4. Effective September 15, 2007, Section 4.2 of the Plan is hereby amended to add the following paragraph to the end thereof:

“Effective September 15, 2007 and notwithstanding anything to the contrary in the Plan, any account balances merged into the Plan from the Mercantile Plan, as provided in Section 13.7, will be distributed in accordance with the distribution provisions of the Mercantile Plan and the distribution elections previously elected under the Mercantile Plan. Further, former participants in the Mercantile Plan may change their previous distribution election under the Mercantile Plan; provided, that such former participants submit a new Deferral Election Form at least one year prior to their separation from service and the new distribution date is at least five years from the distribution date then in effect.”

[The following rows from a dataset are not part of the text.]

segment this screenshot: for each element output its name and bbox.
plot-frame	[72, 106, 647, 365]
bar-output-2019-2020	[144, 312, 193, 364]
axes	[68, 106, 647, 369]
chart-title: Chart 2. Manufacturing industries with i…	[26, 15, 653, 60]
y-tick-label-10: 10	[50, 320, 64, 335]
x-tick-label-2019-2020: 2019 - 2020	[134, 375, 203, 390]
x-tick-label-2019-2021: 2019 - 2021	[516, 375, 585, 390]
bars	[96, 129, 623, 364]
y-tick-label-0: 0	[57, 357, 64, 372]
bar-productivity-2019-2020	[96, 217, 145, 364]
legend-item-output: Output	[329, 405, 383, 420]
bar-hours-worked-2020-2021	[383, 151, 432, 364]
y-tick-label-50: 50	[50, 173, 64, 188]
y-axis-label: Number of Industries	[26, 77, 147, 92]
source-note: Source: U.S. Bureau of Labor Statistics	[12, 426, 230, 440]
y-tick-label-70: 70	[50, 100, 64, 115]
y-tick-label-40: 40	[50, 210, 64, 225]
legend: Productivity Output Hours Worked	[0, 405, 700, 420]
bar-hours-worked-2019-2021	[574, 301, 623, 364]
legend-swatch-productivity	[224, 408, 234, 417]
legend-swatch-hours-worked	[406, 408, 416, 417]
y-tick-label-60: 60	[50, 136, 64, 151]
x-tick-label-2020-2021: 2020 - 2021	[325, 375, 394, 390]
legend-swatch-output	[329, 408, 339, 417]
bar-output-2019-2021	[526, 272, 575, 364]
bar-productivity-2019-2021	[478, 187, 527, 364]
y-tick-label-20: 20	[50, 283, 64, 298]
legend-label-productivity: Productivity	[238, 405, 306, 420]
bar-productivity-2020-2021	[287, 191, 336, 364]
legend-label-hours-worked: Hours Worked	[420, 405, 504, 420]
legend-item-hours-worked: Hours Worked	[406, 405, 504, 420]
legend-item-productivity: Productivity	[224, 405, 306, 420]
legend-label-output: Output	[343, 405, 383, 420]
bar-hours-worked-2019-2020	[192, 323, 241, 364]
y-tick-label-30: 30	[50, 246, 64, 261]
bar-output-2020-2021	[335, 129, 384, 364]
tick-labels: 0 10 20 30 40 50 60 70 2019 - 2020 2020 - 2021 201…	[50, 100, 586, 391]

5. Effective September 15, 2007, Section 6 of the Plan is hereby amended to add the following sentence to the end thereof:

“For the sake of clarity, Beneficiary or Beneficiaries designations under any plan that is merged into the Plan (the “Prior Plan”) will be honored until a Participant designates a new Beneficiary or Beneficiaries under the Plan or until the Participant revokes his prior Beneficiary or Beneficiaries designations under the Prior Plan.”

6. Effective September 15, 2007, Section 13 of the Plan is hereby amended to add a new Section 13.7 to the end thereof:

“13.7 Merger of Mercantile Bankshares Corporation Deferred Compensation Plan

Effective September 15, 2007 or as soon as administratively practicable thereafter, the Mercantile Plan will be merged into the Plan. Under the Plan, each individual who has an account balance merged into the Plan


from the Mercantile Plan will have an Account equal to or greater than the account balance such individual had under the Mercantile Plan immediately before the merger.”

Executed and adopted by the Chief Human Resources Officer of The PNC Financial Services Group, Inc. this 13th day of September, 2007 pursuant to the authority delegated by the Corporation’s Personnel and Compensation Committee.